Another, a recent resident of West Hartford, spoke about how he just moved to New Haven precisely because he was sick and tired of not seeing people like him at bars and the suburb’s other public venues.

“We were in a sea of white people,” added a third attendee with a similar experience, “and it wasn’t until college that I knew how brainwashed I was.”

Welfare cut in and plugged “art as a vehicle for change.” Seats at the Table brought these men to the table, to share their feelings in a gallery filled with their peers. Bloodworth noted, however, that Welfare and The Lineage Group still had some work to do before the RevA.A.R.T.lution was complete.
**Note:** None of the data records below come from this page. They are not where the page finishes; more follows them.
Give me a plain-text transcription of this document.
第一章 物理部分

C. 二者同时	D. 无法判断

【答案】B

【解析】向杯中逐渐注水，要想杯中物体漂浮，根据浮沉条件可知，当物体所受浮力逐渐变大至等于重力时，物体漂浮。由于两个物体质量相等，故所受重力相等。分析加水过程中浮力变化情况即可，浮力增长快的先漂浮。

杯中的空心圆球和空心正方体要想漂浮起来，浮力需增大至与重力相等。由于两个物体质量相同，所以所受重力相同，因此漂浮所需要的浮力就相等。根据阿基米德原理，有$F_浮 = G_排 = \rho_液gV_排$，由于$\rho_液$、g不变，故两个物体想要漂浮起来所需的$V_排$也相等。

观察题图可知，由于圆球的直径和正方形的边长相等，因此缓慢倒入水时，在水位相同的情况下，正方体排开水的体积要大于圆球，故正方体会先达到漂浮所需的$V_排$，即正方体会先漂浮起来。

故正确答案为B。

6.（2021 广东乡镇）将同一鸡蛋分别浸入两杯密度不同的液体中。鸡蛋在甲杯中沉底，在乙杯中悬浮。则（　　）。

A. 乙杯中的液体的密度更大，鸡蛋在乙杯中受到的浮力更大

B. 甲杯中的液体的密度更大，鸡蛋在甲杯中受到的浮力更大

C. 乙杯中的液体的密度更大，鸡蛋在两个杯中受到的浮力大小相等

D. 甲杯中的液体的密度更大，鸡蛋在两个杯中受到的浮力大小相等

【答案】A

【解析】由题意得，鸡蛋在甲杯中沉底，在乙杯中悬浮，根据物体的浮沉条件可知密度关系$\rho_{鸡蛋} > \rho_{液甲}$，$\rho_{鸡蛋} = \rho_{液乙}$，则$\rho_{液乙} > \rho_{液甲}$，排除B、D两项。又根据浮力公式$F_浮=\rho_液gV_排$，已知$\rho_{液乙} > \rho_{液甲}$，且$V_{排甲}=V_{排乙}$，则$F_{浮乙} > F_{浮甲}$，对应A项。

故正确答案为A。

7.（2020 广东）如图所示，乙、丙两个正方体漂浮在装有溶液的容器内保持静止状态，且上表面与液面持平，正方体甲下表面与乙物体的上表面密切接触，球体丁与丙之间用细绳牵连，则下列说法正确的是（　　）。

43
 Poet-minister King Obayigo Brown: Black love is when you let your natural hair flow

Poet-minister King Obayigo Brown: Black love is when you let your natural hair flow

“I would like to see people from Newhallville or Dixwell come here and feel comfortable. Bring that booginess down a little bit,” he said with a chuckle.

Romantic stories and dancing dinner dates picked up where these intimate conversations left off. Poet-minister King Obayigo Brown told all how black power was black love:

Black love is like when you let your natural hair grow,
like wearing locks, braids, or just letting out the fro
Black love is when all gangs unite
And stop settlin’ beefs with guns, but with fist fights.

Some in the crowd might have squirmed or giggled a bit when Brown told how he bit the lips of his poem’s interlocutor in a kiss, because “sometimes pain is pleasure.” On the whole, though, King Oba offered exactly the kind of frank, unselfconscious disclosure Welfare wanted.

“I think black love is good for our health,” Brown hypothesized, mid-stanza.

Muata “Madd_Moses” Langley and Melissa Diaz repeated in the sign-language of movement what Oba said with the spoken word. They popped and locked in from the edges of a candle-lit table for two, gliding into their seats at this table and bouncing back for another round of hip-hop promenades.

Langley caught Diaz’s limp body with a palm in the small of her back, reanimating her with a push forward that clipped the edge of the tablecloth and rattled the cutlery. They took mincing salsa steps in place, raising their fists in a Panther salute.

The two finally settled down to their meal, having exchanged their upper garments for stiff tunics of shiny, varicolored broadcloth. They joined hands in a prayer, or blissful mindfulness—Diaz’s chin up and eyes closed, serene as a red-gold, cinquecento icon of Solange hung on the wall behind her.

An Afro-Latina Bronx native now settled in New Haven, Diaz described how Puerto Ricans struggled to identify with the culture Seats at The Table showcased.

“They try to wash out our black heritage,” she said. “But I embrace who we are!”